Demand? Maybe that sounds harsh. But what I’m talking about here is a powerful play: you can use a plugin like One Press Social Locker to make a ‘share’ the price of gaining access to your most valuable content.
This seldom used strategy is common sense, but uncommon in practice. Say thanks to (that is, send thanks to) people who share your content. Fans, followers, loyal readers, and customers are far more likely to stay engaged with the brand when they know they’re appreciated.
It may be easier to simply click social media share buttons and settle for posting a headline and URL, but It can be far more effective to grab or create, if necessary, an image, GIF, or video that increases the stopping power of your posts.
Similarly, the text-based content of your social shares need not be driven by a headline. You may increase engagement when distributing content via social by extracting interesting nuggets from a piece of content such as fun sound bytes, data points and quotable passages.
The more your content promotions come across as promotions, the less traction you’ll gain. Work to create a brand that’s transparent and candid and inspire content from sources that could only be perceived as authentic.
Fire-up employee advocacy
One of the most overlooked social media strategies that can contribute in a very big way to content distribution is employee advocacy. Let’s set aside the fancy marketing speak; you want to your employees who are active on social media to help the cause.

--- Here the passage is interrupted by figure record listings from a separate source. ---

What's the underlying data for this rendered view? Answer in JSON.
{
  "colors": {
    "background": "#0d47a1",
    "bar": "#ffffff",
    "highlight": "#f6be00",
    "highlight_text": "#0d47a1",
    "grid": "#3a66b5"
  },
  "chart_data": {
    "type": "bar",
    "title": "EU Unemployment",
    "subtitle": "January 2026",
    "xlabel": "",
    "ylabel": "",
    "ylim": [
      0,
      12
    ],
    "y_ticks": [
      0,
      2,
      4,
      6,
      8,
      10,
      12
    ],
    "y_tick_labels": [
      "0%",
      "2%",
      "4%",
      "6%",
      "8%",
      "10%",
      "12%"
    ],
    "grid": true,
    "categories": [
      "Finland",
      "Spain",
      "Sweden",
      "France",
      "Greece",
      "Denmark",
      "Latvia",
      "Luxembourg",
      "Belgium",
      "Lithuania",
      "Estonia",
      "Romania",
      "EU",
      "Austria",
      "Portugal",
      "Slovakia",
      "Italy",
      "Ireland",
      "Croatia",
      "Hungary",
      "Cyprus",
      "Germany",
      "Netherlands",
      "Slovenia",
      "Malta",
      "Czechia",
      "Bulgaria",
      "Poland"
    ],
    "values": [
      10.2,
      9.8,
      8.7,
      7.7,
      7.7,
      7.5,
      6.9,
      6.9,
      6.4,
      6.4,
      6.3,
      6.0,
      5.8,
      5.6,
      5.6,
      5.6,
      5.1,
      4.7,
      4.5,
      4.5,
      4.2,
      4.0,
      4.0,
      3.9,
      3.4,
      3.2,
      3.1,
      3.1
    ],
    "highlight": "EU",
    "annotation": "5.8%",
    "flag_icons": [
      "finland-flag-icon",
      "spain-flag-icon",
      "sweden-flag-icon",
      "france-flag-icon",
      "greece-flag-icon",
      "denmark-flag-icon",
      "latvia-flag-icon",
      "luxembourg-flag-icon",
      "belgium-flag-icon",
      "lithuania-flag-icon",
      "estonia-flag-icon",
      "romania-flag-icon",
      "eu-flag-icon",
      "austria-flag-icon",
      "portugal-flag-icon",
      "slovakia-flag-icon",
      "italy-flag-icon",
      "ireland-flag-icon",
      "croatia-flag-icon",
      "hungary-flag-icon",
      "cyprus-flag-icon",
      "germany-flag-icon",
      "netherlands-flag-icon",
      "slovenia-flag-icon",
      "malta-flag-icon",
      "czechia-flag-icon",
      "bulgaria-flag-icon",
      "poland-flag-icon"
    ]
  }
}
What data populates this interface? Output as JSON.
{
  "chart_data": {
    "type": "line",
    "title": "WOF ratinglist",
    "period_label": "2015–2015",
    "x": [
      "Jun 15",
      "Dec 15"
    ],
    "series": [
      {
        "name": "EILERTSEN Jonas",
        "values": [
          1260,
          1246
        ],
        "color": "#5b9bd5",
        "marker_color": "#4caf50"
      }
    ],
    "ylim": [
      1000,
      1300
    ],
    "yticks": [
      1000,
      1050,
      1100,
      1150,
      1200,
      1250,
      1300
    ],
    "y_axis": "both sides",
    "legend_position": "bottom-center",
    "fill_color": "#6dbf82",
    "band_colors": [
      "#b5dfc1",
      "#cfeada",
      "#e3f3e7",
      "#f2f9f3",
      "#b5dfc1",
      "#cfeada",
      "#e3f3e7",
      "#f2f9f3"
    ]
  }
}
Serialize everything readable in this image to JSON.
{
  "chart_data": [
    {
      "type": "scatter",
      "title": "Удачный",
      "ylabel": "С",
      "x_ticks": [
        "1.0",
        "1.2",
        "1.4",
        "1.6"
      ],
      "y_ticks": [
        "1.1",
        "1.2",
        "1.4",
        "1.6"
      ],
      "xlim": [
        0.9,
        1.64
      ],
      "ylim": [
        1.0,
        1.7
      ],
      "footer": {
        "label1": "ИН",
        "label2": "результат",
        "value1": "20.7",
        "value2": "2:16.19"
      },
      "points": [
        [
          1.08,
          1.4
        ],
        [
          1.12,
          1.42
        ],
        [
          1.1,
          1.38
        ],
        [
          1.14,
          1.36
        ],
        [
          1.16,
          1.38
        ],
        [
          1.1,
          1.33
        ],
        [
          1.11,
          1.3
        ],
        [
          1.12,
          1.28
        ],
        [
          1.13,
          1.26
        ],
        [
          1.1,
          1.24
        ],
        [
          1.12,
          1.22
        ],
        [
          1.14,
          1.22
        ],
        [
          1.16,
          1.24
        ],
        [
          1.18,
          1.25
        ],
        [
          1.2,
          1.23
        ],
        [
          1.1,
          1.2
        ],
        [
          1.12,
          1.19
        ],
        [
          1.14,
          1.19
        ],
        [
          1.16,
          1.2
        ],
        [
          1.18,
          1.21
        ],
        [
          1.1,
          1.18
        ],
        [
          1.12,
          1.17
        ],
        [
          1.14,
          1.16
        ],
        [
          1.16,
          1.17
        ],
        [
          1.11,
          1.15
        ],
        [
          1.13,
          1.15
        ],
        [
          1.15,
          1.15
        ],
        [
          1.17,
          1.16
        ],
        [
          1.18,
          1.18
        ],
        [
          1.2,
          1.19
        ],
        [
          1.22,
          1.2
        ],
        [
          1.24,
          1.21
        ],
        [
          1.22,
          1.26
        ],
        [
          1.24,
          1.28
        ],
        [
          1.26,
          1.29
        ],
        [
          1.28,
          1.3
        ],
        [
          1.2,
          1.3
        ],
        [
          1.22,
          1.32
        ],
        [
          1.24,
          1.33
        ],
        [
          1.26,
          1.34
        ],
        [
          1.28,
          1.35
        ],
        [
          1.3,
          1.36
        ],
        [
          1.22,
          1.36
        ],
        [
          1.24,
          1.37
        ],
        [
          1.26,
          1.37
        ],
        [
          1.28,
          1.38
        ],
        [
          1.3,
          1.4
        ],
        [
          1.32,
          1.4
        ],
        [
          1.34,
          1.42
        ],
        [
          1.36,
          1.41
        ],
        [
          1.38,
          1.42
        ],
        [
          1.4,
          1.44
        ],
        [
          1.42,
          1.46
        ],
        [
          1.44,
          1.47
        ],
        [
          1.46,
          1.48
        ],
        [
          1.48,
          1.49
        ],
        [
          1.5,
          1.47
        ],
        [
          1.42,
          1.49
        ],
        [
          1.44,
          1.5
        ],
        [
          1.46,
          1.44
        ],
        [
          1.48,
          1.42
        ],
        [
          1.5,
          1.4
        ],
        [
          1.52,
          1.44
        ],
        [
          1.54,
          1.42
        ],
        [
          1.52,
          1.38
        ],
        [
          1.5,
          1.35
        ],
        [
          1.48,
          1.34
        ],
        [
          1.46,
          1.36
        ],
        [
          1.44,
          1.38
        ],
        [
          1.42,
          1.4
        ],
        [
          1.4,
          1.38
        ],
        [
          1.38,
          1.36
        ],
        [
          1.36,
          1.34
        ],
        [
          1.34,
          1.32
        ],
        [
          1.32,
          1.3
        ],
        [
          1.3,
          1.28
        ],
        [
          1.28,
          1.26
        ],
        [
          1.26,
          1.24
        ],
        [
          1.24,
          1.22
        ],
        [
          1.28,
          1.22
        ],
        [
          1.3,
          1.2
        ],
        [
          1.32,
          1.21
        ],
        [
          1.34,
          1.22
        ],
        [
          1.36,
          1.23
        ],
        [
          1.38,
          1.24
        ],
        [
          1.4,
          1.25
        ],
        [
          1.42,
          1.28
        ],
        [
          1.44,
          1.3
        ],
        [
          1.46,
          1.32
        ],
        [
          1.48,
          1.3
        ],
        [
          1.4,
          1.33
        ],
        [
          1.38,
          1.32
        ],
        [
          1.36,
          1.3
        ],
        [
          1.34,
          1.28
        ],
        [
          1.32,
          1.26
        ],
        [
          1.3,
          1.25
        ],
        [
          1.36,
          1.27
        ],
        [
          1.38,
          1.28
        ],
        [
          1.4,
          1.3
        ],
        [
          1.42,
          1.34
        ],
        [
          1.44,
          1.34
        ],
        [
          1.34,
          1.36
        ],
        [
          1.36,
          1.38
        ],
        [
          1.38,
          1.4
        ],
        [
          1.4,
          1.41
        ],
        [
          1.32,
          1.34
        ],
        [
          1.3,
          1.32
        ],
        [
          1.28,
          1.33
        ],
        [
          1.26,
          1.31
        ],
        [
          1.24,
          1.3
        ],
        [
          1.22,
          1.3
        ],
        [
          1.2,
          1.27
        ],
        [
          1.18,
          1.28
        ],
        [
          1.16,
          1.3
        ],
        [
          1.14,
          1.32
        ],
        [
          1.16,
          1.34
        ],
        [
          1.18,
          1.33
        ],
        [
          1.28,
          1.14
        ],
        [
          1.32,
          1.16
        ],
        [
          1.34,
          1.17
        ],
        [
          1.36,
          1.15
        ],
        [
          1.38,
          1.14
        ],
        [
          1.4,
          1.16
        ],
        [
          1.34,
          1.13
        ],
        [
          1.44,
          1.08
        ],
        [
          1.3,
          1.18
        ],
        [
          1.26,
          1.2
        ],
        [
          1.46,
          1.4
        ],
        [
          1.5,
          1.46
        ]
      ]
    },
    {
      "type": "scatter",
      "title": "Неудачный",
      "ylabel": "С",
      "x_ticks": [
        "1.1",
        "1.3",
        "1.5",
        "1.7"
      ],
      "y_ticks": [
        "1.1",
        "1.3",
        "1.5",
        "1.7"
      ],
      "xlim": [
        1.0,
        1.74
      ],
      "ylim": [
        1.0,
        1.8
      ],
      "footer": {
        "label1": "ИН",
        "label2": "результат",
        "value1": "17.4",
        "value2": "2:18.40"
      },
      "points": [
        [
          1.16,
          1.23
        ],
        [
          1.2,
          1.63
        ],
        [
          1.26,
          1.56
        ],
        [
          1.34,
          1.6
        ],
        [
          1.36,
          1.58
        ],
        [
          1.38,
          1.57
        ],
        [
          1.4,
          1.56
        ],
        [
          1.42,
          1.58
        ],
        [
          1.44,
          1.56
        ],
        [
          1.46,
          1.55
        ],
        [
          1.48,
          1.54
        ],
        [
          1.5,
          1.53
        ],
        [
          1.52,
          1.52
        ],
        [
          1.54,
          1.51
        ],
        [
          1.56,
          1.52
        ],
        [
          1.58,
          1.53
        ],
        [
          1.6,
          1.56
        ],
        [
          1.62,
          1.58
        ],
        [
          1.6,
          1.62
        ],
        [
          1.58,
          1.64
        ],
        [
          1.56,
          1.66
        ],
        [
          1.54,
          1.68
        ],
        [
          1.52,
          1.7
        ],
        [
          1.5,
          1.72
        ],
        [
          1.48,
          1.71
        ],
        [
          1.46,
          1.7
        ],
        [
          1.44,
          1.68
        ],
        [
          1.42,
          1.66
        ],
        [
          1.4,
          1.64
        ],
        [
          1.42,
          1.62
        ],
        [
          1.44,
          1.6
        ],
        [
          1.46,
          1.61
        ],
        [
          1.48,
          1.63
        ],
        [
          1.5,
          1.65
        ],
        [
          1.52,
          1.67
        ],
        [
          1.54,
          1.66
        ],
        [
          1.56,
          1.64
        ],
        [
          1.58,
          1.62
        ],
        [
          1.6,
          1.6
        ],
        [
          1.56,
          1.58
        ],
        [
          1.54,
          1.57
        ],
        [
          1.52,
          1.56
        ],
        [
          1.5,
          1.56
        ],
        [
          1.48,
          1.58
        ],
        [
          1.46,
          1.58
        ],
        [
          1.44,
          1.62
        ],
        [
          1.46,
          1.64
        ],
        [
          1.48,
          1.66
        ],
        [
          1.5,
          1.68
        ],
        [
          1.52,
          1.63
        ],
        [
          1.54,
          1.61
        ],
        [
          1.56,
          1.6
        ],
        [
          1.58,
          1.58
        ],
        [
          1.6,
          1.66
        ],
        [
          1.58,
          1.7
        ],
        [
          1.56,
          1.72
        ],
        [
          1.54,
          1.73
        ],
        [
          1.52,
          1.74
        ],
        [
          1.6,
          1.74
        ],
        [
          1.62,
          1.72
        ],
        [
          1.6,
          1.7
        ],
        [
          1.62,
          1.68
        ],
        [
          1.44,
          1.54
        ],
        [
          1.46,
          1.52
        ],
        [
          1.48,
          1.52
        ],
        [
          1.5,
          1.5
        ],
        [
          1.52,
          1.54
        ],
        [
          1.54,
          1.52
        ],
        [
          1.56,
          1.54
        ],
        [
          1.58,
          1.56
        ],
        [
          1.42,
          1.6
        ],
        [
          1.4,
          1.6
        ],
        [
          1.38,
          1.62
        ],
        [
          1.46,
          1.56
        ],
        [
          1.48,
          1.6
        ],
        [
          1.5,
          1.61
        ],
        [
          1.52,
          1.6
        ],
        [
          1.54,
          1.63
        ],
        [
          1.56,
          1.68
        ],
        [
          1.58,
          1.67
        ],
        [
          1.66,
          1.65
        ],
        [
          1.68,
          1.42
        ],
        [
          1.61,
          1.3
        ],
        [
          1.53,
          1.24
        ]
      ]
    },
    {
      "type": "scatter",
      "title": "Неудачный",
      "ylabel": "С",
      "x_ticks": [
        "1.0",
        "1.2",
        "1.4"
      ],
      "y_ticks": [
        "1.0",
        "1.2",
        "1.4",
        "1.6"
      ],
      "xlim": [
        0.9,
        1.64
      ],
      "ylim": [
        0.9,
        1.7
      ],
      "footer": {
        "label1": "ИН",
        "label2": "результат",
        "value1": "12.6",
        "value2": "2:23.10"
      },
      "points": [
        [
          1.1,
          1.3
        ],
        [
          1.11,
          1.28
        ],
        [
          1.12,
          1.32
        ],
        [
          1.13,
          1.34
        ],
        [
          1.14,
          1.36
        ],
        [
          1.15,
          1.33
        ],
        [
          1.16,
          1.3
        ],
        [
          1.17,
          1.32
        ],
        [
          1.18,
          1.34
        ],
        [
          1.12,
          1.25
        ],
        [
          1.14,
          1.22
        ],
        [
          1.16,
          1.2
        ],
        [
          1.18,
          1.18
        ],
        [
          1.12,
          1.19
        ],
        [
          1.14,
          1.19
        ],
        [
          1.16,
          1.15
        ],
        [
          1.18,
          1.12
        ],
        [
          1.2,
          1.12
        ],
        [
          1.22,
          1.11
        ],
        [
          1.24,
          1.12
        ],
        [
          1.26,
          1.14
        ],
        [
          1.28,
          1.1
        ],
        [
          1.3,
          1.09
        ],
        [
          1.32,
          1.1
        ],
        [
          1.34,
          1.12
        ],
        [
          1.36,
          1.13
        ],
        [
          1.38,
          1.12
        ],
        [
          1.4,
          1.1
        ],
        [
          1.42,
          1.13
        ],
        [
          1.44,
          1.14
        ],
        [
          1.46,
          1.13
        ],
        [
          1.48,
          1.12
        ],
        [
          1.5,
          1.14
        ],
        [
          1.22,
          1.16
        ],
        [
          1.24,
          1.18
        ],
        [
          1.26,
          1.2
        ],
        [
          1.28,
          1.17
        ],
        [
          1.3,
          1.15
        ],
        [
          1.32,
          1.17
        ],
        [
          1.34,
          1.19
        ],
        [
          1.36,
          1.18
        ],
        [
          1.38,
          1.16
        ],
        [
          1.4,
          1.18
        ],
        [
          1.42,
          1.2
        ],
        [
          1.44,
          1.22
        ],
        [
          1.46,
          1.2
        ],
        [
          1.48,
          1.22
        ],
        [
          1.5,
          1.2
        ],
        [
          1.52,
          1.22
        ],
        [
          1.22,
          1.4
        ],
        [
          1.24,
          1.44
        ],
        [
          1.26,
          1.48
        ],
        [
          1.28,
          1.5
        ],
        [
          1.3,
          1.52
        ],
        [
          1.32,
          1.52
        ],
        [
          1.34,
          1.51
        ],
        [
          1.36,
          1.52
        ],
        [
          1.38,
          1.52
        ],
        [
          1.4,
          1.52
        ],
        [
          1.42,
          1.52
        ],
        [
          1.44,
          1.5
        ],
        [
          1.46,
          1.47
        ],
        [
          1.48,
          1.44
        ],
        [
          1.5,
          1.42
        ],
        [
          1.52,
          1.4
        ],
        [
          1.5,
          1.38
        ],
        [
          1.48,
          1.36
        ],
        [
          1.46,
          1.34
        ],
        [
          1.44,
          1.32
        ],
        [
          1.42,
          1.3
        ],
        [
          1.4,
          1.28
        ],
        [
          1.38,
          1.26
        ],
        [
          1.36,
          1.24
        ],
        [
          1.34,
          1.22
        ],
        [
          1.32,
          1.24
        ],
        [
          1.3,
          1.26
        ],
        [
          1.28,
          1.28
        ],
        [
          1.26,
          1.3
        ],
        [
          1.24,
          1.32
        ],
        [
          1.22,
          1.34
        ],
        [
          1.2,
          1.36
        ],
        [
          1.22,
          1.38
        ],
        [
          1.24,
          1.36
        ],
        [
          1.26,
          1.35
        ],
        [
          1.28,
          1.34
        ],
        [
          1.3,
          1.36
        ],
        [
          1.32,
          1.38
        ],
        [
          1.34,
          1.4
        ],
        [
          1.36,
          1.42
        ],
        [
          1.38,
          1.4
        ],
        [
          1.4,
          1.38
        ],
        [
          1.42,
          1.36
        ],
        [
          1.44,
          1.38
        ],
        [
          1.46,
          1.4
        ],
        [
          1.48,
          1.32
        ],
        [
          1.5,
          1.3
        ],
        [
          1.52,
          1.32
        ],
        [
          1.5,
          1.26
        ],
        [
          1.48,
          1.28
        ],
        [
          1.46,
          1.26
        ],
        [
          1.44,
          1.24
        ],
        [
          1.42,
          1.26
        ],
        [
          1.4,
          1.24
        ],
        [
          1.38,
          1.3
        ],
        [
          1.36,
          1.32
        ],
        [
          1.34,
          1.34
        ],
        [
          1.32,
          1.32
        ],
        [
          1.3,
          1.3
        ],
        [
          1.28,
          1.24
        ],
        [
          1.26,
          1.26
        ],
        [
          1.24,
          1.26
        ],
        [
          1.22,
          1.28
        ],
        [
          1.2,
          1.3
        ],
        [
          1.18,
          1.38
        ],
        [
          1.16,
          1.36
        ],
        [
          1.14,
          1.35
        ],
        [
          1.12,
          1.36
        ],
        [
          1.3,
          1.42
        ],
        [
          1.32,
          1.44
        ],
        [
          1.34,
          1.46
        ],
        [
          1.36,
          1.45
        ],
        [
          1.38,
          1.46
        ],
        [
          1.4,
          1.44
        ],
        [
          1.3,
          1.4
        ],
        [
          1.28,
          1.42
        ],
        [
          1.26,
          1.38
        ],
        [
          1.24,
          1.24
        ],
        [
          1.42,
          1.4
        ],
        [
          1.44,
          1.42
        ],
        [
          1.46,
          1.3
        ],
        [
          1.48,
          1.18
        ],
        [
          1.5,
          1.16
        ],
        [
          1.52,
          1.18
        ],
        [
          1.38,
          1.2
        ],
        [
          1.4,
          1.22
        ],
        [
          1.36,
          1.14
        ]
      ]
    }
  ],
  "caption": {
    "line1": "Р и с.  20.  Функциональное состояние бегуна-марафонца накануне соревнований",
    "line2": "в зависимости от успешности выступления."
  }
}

Give them guidelines. Give them training. Give them incentives.
Look into platforms such as GaggleAmp and EveryoneSocial to make social media advocacy even easier. You could even consider a simple collaboration platform such as Slack to put out the word to your team when you have new content to distribute and promote.
My final tip is to work the tricks of the trade to learn from and perpetually improve the organic content promotion you’re working to get from social media.
- Dig into your analytics to learn what channels are driving traffic to the pages on which your client’s content lives and what content types and topics work best.
- Use Buzzsumo to analyze what gets shared, where it gets shared, and who’s doing the sharing. (That’s a very brief benefits summary of Buzzsumo. The service is gold for agencies and brands interested in improving content creation and promotion.)
That’s enough (but it’s never enough)
My, my… I’m at a loss for how to wrap up this beast. It seems to me 45 ideas is enough to help put you on the path to improving your content promotion skills.
But it also seems like “enough” is entirely elusive.
The truth is, as you surely realize, a shocking amount of content is published daily making search, social, owned media and every channel a noisy war zone.
It shouldn’t make you feel defeated going in, but it definitely should make you increasingly hungry to learn about and try new content distribution tactics and strategies.
Of course, you can’t be a great content marketer unless you have great content. But having great content has become table stakes. Those that sweep the chips into their stack master distribution too.